Desde que inició el año -electoral- los noticieros mainstream sólo transmiten casos policiales. Lógico: sin nada bueno para mostrar, el gobierno inició su campaña a pura demagogia punitiva.

Cara visible de esa estrategia, la ministra de Seguridad, Patricia Bullrich, desplegó la clásica artillería de la mano dura: más poder de fuego a la policía, xenofobia y criminalización de la vulnerabilidad adolescente.

El programa “balas por votos” se inició en diciembre con la promulgación del denominado “Protocolo Chocobar”, que convalida el uso policial de armas de fuego en circunstancias compatibles con hechos de gatillo fácil. En el mismo sendero, hace una semana se anunció el Plan Restituir, mediante el cual se le devuelve chapa y pistola a efectivos exonerados por episodios de violencia institucional. Ambas medidas fueron justificadas con el viejo canto de sirena que agrada a las audiencias atemorizadas: “Hay que desatarle las manos a la policía para que pueda combatir al delito”.

No pareciera, sin embargo, que las antiguas reglas intimidaran a los uniformados. El mismo miércoles que se restituyó a los efectivos exonerados, la Coordinadora contra la Represión Policial e Institucional (Correpi) presentó su informe anual: en 2018, 297 personas personas fueron asesinadas por agentes estatales. Un muerto cada 22 horas. El lapso promedio más reducido desde el regreso de la democracia. Macri lo hizo.

¿Qué ocurrirá ahora que los efectivos se consideran “desatados”?

Hasta en el propio oficialismo se estremecieron de solo pensarlo. Tanto que la gobernadora María Eugenia Vidal avisó que la Bonaerense no adherirá al Protocolo Chocobar. Más que un prurito ideológico, fue cálculo electoral: la historia está plagada de gobernadores bonaerenses cuyas aspiraciones presidenciales quedaron en la banquina por las fechorías de “La Maldita”.

Los datos demuestran que más gatillo fácil no disminuye la “inseguridad”. Del mismo modo, las cifras oficiales también desmienten la “necesidad” de bajar la edad de imputabilidad de 16 a 15 años como recurso para contener el delito. Según los registros judiciales, en el último año se registró un sólo caso de homicidio con un menor involucrado.

En la tele, sin embargo, casi no se habla de otra cosa. Y el gobierno aspira a inseminar el mismo humo en el Congreso, a través de un proyecto de Régimen Penal Juvenil. Un tema serio y espinoso para la democracia argentina -tanto que aún rige una norma de la dictadura-, frivolizado como insumo de campaña electoral.

Así estamos.

Algo similar ocurre con la estigmatización de los extranjeros. Datos del ministerio de Justicia aseguran que apenas el 20% de los delitos son cometidos por inmigrantes.
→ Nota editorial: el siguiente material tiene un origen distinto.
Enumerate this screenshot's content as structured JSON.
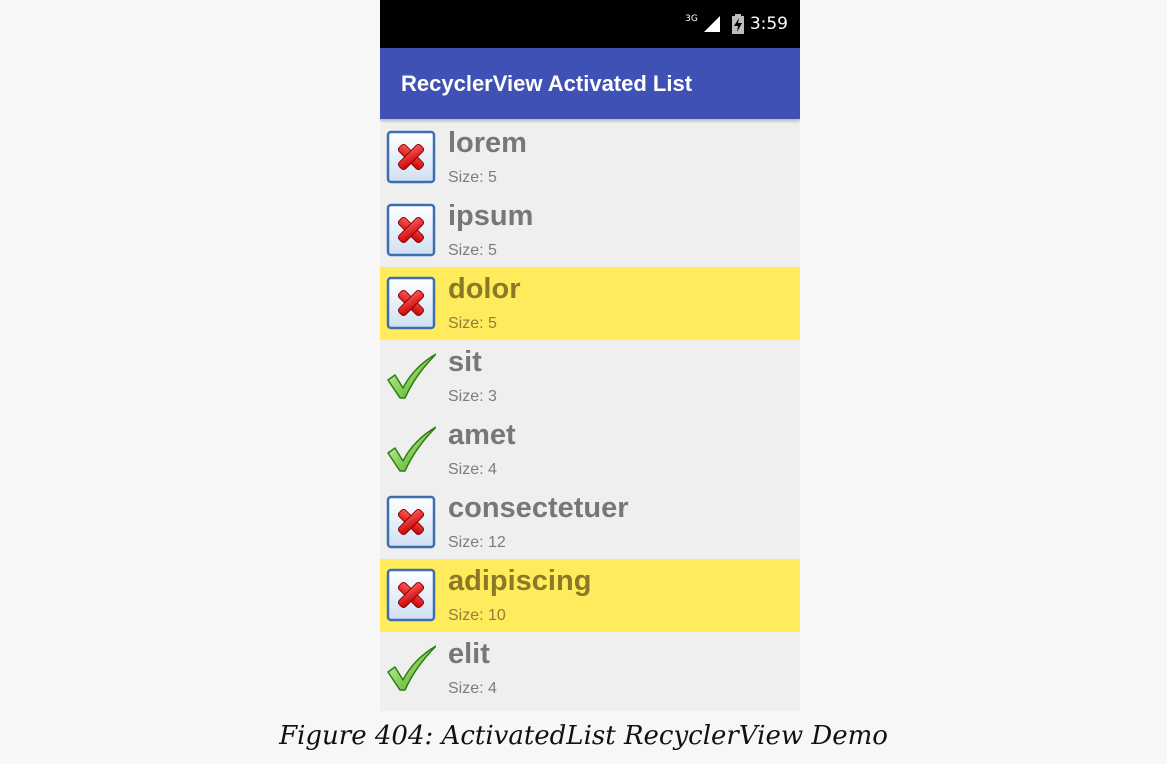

Y en la mayoría de los casos, se trata de episodios vinculados con drogas, hechos cuya punibilidad sí sería útil poner en discusión.

No parece que tal cosa fuera a ocurrir pronto. La “guerra contra el narcotráfico”, que ha sido un cruento y estrepitoso fracaso en países como México, constituye un mantra que Cambiemos se propone reciclar en la campaña por venir. Se entiende: el Gobierno cree que la mano dura deja en off side a sus oponentes progresistas. En especial al kirchnerismo, a cuyo gobierno se lo tildó de “garantista” a modo de crítica. Como si velar por el respeto a las garantías legales y los derechos humanos -también de quienes delinquen- no fuera, precisamente, una obligación de los estados.

La oposición, de todos modos, está frente a un desafío delicado: la demagogia punitiva tiene buena prensa. Y las políticas de mano dura ofrecen la quimera de una solución instantánea que conecta con la necesidad de las mayorías populares, las más expuestas al delito violento. La oposición debe decidir entre subirse a la demagogia punitiva, como propone el senador Miguel Pichetto, o proponer políticas alternativas que contemplen derechos de víctimas y victimarios a la vez. 

Quizá la opción «garantista» tenga costo en votos. Pero la agenda que promueve el oficialismo cuesta vidas. Es política criminal, en sentido literal. Avalarla, aunque sea por cálculo electoralista, implicará ser cómplice de una atrocidad.